According to The New York Post, Sports Illustrated swimsuit model Brooks Nader was followed for around five hours in New York City by a stalker who slipped an Apple AirTag into her coat pocket.
The 26-year-old had no idea the device was even on her person and was only alerted to its presence by a push notification on her iPhone, informing her that an “unknown accessory” had been detected and was moving with her.
Apple launched the AirTag for $29 USD ($39 CAD) in April of last year as a tracking device to help customers locate items using the company’s Find My network, which boasts over 1 billion Apple devices globally.
It is no stretch to imagine how functionality like that could be used maliciously by bad actors. There have been multiple reports of AirTags being used to stalk individuals and even mark and track cars for theft. Last month, a Dodge Charger owner in Detroit was notified of an AirTag in his car by his iPhone.
Nader later recounted the events to her 828,000 followers on Instagram.
“This ‘device’ followed me for the last five hours to every location and [it belonged to] no one in my ‘network.’ It also wasn’t a phone or tablet, it was an ‘item,'” she explained. “I want this to be a PSA to all my ladies to please please check your belongings.”
Apple, however, actively works to prevent AirTags from being used to track people without their consent, as notifications inform users of unknown devices following them.

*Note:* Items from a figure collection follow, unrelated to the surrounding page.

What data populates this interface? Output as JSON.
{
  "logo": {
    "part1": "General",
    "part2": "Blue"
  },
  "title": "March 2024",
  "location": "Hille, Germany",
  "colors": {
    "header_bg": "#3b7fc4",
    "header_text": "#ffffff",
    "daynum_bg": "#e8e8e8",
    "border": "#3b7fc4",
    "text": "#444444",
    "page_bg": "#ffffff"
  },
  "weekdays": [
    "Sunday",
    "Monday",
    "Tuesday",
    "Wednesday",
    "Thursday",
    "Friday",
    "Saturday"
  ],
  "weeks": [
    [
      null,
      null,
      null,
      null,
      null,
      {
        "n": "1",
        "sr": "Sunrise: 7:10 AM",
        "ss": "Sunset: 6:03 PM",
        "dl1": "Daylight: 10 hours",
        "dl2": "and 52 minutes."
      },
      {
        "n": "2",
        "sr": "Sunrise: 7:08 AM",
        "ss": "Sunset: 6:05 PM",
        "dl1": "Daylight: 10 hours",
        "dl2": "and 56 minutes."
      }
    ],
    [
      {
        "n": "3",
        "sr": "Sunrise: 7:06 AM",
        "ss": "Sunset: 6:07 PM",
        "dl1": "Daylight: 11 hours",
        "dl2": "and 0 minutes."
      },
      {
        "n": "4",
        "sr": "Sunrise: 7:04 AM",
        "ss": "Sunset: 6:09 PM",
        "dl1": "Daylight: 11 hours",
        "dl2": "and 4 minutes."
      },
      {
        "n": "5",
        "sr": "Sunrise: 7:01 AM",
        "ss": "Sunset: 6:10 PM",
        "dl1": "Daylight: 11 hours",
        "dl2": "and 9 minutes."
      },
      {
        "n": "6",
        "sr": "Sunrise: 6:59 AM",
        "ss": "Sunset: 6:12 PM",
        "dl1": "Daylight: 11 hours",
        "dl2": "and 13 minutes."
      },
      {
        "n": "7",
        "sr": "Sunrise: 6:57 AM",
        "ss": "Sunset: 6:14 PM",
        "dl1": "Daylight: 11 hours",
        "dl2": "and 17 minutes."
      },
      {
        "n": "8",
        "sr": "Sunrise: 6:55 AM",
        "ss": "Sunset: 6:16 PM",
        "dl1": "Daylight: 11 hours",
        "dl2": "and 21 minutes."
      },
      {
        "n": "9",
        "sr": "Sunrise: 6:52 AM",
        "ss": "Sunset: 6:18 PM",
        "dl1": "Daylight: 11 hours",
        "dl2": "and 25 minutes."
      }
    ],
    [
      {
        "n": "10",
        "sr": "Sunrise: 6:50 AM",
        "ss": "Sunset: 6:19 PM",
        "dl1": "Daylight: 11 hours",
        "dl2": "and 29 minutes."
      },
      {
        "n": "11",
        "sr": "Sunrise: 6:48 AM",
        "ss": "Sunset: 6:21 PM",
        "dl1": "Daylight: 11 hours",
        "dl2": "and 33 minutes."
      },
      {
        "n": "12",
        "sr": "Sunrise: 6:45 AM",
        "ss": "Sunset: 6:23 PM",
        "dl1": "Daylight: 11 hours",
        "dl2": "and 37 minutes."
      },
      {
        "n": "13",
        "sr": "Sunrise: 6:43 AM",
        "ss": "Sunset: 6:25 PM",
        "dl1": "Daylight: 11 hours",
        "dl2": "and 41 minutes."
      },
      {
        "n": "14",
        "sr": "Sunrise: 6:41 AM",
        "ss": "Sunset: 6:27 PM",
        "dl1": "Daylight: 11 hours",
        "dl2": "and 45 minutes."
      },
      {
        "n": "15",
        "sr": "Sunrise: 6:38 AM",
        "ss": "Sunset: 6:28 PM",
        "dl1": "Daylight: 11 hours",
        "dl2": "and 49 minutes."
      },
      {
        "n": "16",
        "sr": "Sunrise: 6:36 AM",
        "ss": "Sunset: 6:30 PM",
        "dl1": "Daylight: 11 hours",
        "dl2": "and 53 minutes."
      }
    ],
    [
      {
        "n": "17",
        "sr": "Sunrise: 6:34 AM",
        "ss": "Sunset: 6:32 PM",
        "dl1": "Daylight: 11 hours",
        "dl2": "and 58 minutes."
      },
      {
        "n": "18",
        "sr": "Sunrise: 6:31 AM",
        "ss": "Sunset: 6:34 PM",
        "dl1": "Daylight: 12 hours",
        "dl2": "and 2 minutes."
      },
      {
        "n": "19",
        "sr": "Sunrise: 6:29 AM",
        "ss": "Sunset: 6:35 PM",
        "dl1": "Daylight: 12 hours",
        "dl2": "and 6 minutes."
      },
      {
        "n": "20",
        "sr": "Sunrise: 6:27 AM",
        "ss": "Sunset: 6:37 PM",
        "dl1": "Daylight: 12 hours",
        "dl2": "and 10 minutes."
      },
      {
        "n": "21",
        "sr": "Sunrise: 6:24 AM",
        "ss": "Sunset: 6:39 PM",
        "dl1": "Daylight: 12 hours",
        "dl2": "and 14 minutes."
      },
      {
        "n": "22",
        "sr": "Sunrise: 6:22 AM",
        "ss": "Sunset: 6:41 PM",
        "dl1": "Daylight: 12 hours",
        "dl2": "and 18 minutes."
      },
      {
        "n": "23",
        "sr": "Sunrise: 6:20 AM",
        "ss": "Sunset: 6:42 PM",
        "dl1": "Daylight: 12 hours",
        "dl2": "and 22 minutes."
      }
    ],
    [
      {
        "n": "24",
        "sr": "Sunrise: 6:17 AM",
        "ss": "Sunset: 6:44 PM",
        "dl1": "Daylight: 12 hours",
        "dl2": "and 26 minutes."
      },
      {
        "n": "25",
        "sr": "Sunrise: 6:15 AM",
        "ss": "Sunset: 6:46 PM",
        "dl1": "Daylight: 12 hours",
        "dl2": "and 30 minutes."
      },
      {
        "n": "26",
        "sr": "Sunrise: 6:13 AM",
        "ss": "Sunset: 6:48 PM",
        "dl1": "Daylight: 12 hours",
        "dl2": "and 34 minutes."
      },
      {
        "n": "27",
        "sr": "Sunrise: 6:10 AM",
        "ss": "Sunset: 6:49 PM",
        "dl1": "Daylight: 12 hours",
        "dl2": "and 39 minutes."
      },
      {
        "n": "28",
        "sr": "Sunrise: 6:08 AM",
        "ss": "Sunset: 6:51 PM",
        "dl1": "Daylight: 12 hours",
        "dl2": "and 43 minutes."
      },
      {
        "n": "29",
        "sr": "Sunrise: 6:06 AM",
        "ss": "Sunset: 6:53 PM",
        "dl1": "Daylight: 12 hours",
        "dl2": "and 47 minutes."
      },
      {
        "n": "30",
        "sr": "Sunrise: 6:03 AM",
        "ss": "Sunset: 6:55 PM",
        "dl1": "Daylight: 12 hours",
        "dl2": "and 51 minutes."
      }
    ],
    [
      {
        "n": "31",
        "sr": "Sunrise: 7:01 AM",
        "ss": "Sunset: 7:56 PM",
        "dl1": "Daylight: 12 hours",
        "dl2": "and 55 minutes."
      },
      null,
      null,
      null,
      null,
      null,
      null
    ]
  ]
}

The iPhone maker in December even launched an Android app to locate and notify users of unknown AirTags in their vicinity.
“We take customer safety very seriously and are committed to AirTag’s privacy and security,” an Apple spokesperson told The New York Post.
“AirTag is designed with a set of proactive features to discourage unwanted tracking — a first in the industry — and the Find My network includes a smart, tunable system with deterrents that applies to AirTag, as well as third-party products as part of the Find My network accessory program,” said the Apple spokesperson.